Murray has been home and recieved fluid from the vet. Alhough it showed he was not dehydrated by his labs. He has made a turn around. He has been playing just a bit,eating, and dinking. He is still sleeping alot but seems much better. We think that he may have eaten something like a bug or spider or something that was spoiled. We are always with him and watch him but he couldve easily gotten into anything. We are saying prayer for him and taking all the kisses that Murray gives out!
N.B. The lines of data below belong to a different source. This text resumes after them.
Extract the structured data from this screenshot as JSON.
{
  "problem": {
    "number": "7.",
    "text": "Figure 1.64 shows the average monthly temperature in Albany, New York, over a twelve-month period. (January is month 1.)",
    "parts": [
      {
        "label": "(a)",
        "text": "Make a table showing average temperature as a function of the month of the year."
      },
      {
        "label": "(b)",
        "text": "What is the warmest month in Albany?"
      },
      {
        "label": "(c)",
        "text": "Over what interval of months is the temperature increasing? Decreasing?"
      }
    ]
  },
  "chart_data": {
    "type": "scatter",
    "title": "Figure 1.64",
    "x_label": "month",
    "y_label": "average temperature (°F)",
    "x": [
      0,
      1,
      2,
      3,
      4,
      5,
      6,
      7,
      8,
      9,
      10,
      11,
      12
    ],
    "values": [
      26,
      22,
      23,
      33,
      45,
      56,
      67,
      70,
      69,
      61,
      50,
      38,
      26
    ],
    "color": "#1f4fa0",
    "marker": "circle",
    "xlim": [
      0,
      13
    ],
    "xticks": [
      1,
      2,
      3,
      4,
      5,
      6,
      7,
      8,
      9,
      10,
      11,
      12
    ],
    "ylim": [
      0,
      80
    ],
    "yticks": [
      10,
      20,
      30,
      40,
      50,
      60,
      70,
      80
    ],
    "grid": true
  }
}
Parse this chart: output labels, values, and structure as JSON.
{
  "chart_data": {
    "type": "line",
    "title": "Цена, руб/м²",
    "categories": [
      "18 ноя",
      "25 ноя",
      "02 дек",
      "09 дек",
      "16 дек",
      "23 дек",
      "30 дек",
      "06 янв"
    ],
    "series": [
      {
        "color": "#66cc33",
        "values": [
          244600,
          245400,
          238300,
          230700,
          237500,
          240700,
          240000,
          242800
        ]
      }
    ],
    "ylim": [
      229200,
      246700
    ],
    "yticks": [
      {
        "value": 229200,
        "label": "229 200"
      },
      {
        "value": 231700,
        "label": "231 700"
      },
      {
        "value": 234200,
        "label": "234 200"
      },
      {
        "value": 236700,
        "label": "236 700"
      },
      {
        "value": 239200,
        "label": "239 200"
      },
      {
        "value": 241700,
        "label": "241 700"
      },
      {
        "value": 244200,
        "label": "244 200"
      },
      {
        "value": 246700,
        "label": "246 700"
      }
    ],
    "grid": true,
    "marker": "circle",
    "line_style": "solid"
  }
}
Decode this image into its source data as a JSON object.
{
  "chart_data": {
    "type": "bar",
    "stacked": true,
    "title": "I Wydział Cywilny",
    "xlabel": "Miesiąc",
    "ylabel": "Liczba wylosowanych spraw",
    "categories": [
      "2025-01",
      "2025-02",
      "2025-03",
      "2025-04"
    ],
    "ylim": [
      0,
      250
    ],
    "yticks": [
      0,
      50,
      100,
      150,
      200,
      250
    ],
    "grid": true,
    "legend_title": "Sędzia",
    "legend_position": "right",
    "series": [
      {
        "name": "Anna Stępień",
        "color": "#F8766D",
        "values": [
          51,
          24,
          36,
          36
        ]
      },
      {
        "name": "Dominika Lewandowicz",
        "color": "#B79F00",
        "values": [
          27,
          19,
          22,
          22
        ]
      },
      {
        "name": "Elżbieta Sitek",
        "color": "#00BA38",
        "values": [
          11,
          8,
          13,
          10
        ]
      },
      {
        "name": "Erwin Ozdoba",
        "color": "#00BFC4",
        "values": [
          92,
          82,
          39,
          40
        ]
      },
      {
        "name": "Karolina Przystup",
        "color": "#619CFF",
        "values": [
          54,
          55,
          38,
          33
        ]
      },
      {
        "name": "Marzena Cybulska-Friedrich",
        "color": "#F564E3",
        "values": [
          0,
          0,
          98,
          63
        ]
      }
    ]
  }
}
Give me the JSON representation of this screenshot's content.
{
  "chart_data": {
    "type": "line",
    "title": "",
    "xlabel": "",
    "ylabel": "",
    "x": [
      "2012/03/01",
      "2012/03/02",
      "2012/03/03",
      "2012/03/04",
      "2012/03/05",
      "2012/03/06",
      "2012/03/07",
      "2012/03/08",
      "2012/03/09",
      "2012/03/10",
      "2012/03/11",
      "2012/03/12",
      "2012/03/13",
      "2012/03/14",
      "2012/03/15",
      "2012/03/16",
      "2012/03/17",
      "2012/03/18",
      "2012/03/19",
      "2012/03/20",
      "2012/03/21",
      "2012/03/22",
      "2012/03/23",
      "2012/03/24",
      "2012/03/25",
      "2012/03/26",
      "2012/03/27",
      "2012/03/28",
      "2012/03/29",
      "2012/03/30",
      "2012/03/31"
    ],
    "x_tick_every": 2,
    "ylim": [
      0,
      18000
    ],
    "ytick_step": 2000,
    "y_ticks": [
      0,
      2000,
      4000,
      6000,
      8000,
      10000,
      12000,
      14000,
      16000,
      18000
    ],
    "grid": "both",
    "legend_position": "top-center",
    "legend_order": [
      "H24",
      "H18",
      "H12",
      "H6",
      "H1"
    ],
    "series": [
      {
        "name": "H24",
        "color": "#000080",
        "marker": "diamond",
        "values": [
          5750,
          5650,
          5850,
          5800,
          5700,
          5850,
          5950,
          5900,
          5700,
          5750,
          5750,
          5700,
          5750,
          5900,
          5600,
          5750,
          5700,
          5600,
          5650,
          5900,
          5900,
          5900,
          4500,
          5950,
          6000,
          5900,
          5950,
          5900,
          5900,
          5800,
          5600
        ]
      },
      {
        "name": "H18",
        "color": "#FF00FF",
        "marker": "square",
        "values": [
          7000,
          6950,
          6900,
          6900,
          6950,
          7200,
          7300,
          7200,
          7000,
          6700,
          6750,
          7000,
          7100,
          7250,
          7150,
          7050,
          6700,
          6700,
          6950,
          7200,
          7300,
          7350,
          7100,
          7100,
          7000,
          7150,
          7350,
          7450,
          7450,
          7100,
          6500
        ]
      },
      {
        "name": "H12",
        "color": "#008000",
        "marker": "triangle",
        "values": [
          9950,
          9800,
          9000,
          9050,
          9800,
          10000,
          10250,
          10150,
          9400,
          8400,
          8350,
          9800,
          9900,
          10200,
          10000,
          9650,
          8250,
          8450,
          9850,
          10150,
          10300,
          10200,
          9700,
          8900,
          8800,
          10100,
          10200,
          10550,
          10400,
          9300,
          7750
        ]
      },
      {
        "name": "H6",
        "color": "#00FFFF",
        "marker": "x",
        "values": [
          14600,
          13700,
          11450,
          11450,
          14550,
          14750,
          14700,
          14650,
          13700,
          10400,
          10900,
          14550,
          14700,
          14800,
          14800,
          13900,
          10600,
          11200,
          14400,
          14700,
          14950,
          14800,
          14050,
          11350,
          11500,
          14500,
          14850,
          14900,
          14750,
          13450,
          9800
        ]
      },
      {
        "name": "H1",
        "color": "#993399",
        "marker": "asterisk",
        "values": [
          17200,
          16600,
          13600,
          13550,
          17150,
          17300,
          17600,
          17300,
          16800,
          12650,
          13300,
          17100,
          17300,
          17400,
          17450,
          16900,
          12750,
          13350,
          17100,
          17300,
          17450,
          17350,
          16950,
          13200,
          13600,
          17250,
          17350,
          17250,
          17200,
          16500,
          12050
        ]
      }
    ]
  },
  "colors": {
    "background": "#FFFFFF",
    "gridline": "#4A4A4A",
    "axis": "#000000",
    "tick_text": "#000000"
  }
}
We will update his staus tomorrow in the morning. 

Murray's Mom


----------



## tknafox2 (Apr 2, 2013)

:-\ My heart goes out to you, there is nothing sadder than a sick pup. Glad to hear he has livened up a bit and is eating and drinking. I am praying for him too... I will look forward a report with good news tomorrow.


----------



## Jlaha (Jul 12, 2013)

I always worry about Kimber putting things in his mouth outside, too. How scary! I'll say a prayer for your pup. Please keep us updated!


----------



## VictoriaW (Mar 16, 2011)

Keep us posted, Murray! Hoping his turnaround continues!


----------



## mswhipple (Mar 7, 2011)

A lethargic puppy is such a worry... Hope Murray is all better by this time. Poor little guy!


----------



## Murray (Jul 7, 2013)

Thank you everyone for all the prayers... They must have worked! He slept all night in our bed and woke up his highly rambunctious self again... And I couldn't be happier! This was definitely the scariest event that we have had with Murray.


Murray's Mom


----------



## Reeka The Vizsla (Jul 10, 2013)

Glad to hear everything is ok now!


----------



## Jlaha (Jul 12, 2013)

Glad to hear it!


----------



## jld640 (Sep 29, 2010)

Glad he is ok!


----------